Fixed pricing represents an example of value-based care called ‘bundled payment’. Indian health providers can expand on existing models in at least two ways. Firstly, providers can include guarantees on quality of care. For example, a package for cardiac surgery could cover the cost of complications that arise post-operatively. This would stimulate innovation on how to reduce complication rates and encourage providers to take responsibility for follow-up care after discharge.
Secondly, providers can apply bundled payments to outpatient care and the treatment of chronic diseases. Take the management of diabetes, for example. A typical diabetes patient with end-stage kidney disease may need access to a general practitioner, a dialysis centre, and heart and eye doctors. The care is delivered piecemeal and no provider takes a holistic view of the patient’s needs. Health outcomes suffer when there is poor coordination. A healthcare entrepreneur could combine multidisciplinary services into a single, seamless pathway of care, charge an annual fee, and make assurances on the quality of care delivered. As providers optimise around the cost and quality of the bundle, they will be able to reach even low-income Indians, just as Narayana has done for cardiac care. The hallmark of bundled payment models is a combined focus on an integrated customer experience, health outcomes, and value for money.
Collect and use data to optimise value
What an industry measures is a reflection of what it prioritises. Indian health providers are beginning to digitise their medical records on systems that track medical history and lab results and facilitate revenue management.
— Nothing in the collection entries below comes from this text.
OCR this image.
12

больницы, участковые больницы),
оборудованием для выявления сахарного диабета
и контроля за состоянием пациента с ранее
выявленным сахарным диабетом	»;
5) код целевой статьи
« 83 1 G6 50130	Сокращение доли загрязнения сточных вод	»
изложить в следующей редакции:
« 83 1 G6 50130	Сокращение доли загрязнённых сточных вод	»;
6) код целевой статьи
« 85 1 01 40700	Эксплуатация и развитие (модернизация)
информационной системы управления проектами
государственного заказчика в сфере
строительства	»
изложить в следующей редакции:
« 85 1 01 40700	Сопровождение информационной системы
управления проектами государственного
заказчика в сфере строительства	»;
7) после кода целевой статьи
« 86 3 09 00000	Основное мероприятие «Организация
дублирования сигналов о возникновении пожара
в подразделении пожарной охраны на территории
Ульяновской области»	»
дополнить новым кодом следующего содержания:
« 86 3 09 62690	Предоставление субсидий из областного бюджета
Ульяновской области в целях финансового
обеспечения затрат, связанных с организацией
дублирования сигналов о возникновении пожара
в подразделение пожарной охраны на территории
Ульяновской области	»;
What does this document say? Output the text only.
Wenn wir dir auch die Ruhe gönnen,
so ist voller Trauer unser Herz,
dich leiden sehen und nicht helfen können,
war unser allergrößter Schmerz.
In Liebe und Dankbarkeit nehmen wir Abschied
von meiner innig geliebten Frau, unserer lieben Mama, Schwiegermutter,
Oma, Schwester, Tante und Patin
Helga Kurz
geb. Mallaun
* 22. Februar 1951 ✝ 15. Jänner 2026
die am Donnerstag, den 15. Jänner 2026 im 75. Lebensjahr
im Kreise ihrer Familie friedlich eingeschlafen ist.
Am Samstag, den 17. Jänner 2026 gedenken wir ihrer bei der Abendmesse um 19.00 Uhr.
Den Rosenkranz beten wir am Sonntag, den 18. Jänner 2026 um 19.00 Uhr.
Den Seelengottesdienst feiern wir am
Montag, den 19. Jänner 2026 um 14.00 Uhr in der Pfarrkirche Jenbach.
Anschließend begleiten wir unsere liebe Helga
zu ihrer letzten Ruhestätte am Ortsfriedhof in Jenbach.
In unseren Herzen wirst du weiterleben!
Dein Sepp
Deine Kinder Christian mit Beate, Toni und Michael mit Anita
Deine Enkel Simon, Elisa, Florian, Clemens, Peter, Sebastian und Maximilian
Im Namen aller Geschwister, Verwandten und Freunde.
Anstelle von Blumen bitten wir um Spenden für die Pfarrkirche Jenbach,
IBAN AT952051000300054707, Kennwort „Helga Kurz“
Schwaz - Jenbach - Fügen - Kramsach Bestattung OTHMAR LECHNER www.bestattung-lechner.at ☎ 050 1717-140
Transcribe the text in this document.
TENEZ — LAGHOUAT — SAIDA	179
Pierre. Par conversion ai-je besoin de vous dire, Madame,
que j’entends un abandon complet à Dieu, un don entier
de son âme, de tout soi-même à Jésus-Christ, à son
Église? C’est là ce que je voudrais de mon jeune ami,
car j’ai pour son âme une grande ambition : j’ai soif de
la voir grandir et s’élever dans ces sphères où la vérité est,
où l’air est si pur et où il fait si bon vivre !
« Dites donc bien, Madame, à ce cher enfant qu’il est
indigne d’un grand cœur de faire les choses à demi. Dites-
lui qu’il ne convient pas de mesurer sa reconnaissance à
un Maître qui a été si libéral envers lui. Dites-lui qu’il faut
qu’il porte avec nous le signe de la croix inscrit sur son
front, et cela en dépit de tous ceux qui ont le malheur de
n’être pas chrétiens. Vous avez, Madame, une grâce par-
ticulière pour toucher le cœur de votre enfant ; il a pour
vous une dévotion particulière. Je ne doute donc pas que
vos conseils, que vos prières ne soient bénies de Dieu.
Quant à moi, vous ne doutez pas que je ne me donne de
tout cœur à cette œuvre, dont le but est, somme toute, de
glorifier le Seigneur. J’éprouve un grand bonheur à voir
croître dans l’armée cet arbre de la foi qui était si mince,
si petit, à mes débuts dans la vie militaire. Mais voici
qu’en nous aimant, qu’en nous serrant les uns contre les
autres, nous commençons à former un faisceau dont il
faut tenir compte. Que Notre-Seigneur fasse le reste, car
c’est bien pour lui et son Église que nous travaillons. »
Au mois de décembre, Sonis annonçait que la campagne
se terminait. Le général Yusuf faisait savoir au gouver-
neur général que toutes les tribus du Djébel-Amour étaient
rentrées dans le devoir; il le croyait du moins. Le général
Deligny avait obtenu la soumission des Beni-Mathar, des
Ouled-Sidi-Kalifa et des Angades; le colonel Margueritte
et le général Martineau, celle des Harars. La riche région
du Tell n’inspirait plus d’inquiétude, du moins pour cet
While these platforms enable a pay-for-volume system, they are insufficient for value-based care. To understand healthcare value, providers must also measure health outcomes, customer satisfaction and costs. Providers who track and optimise their performance on these metrics will earn the trust of their patients.
Think beyond financial incentives
Money is not the only motivator of health care providers, so a focus on payment transformation may be inappropriately cynical. The psychologist Barry Schwarz warns that over-reliance on incentives erodes moral character by appealing to our greed instead of our virtue. Therefore, payment transformation should be coupled with a cultural movement that cultivates the compassion that drew providers to the profession. A powerful way to do this is to celebrate clinicians who exemplify value-based medicine, who focus on quality regardless of profits.
Indian entrepreneurs who embrace value-based care have the potential to lead the market and restore trust in health care providers. Their success can also illuminate the path forward for peer countries like Nigeria and Kenya, which are grappling with a similar set of challenges.